According to the Oregon Liquor Control Commission, that sign is a flagrant violation. Buried deep in state regulations is a rule forbidding restaurants and bars from advertising any temporary price reduction for alcoholic beverages. In essence, the OLCC says, establishments that lure customers with the promise of cheap drinks are breaking the law--and advertising it!
Restaurateurs downplay the rule. Advertising happy hour has become "like jaywalking," says Cord Martinez, general manager of the Greek Cusina. "It's against the law, but how many people care?"
Flip through local newspapers and you'll see what he means. Illegal advertisements routinely appear in WW, the Portland Tribune and the Mercury.
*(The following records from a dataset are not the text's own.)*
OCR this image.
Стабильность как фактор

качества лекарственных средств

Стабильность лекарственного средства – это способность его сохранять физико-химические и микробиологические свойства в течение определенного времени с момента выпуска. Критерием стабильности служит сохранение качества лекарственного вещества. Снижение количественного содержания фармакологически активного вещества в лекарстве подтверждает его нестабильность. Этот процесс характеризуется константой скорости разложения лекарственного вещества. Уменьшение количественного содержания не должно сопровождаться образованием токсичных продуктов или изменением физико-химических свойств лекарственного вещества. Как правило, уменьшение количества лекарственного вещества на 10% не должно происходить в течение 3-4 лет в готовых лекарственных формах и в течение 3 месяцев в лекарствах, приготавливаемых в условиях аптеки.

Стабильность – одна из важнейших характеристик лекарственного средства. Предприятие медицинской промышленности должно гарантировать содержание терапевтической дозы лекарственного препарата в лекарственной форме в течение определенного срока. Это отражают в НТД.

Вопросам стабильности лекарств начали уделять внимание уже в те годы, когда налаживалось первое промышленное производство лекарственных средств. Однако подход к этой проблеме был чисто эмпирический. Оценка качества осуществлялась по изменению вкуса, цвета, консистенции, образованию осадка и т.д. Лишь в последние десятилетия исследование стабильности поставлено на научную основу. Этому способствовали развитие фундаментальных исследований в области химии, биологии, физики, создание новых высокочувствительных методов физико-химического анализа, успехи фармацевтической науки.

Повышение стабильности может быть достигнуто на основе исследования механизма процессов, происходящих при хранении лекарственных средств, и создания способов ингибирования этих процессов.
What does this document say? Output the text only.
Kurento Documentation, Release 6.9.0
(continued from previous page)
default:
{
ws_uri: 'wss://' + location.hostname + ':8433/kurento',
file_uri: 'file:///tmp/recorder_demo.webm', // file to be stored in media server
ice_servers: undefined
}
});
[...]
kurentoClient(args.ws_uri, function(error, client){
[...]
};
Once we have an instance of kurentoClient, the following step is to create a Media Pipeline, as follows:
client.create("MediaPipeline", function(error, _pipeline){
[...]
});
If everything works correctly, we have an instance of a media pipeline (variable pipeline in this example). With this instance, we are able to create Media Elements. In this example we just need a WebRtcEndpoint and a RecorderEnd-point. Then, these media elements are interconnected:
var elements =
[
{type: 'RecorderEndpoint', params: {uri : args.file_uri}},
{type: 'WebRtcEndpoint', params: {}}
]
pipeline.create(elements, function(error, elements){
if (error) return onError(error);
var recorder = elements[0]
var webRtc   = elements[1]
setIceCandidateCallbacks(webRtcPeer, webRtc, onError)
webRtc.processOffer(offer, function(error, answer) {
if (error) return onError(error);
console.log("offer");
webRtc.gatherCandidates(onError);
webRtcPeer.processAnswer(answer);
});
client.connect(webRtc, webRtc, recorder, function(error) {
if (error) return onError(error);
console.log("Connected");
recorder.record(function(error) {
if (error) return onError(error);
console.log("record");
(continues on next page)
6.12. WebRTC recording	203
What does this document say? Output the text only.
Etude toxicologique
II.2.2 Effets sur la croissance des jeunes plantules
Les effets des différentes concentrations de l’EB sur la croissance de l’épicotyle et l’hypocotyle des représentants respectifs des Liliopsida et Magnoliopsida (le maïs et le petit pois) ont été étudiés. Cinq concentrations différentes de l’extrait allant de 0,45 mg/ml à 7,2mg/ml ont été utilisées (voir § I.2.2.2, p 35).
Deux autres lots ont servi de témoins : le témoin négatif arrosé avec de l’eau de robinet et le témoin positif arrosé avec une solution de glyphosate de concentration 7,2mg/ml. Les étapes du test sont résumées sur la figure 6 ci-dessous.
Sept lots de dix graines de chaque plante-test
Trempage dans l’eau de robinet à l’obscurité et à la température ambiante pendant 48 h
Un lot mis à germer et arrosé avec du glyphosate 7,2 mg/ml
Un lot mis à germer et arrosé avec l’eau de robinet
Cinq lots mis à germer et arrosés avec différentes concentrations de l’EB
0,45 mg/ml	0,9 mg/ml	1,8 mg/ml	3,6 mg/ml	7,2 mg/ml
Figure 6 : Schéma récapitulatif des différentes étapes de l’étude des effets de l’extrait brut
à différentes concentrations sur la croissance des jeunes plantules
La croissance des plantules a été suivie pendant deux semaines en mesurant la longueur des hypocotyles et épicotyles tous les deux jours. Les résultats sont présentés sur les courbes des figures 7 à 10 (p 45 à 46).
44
In fact, WW's Summer Guide issue was home to a half-dozen offenders, including a McCormick & Schmick's ad featuring the line "Best Happy Hour--Willamette Week Reader's Poll" and a pitch for PGE Park advertising "Thirsty Thursday."
Strange as it might seem, both phrases are forbidden, says Ken Palke, spokesman for the OLCC. The rationale? Advertising discounted drinks leads to excessive consumption of alcohol, which in turn leads to, well, drunkenness.
Not all states agree, however. Washington doesn't prohibit happy-hour ads, says Sherry Frederick of the Washington State Liquor Control Board, because their regulators don't think such advertising leads anyone to drink more than they would anyway. Lori Jovovich, assistant chief of business practices for the California Department of Liquor Control, echoed similar thoughts, saying that the state allows everything except advertising for "free" drinks.
According to Palke, no one has ever complained about Oregon's advertising rule, although bar and tavern owners could, in theory, petition the OLCC to overturn it.
Instead, owners would rather flout the law than change it, much like the average pedestrian's attitude toward jaywalking laws.
OLCC agents routinely inspect establishments such as the Greek Cusina, but Martinez says investigators have never talked to him about the establishment's happy-hour sign, despite numerous opportunities.
OLCC says it does enforce the law--which is punishable by a $199 fine on the first offense--but clearly the rule is honored more in the breach than in the observance. "We try to do the best we can with what we got," says OLCC investigator Cliff Cummins. "It does require a certain amount of cooperation from people who have the licenses. I don't think they are going to say, 'Well, it's a minor violation, so I'll go ahead and violate it.'"
But that's exactly the attitude of restaurant managers who ignore the rule. "They can't go singling out establishments when everyone is doing it," says the Greek Cusina's Martinez.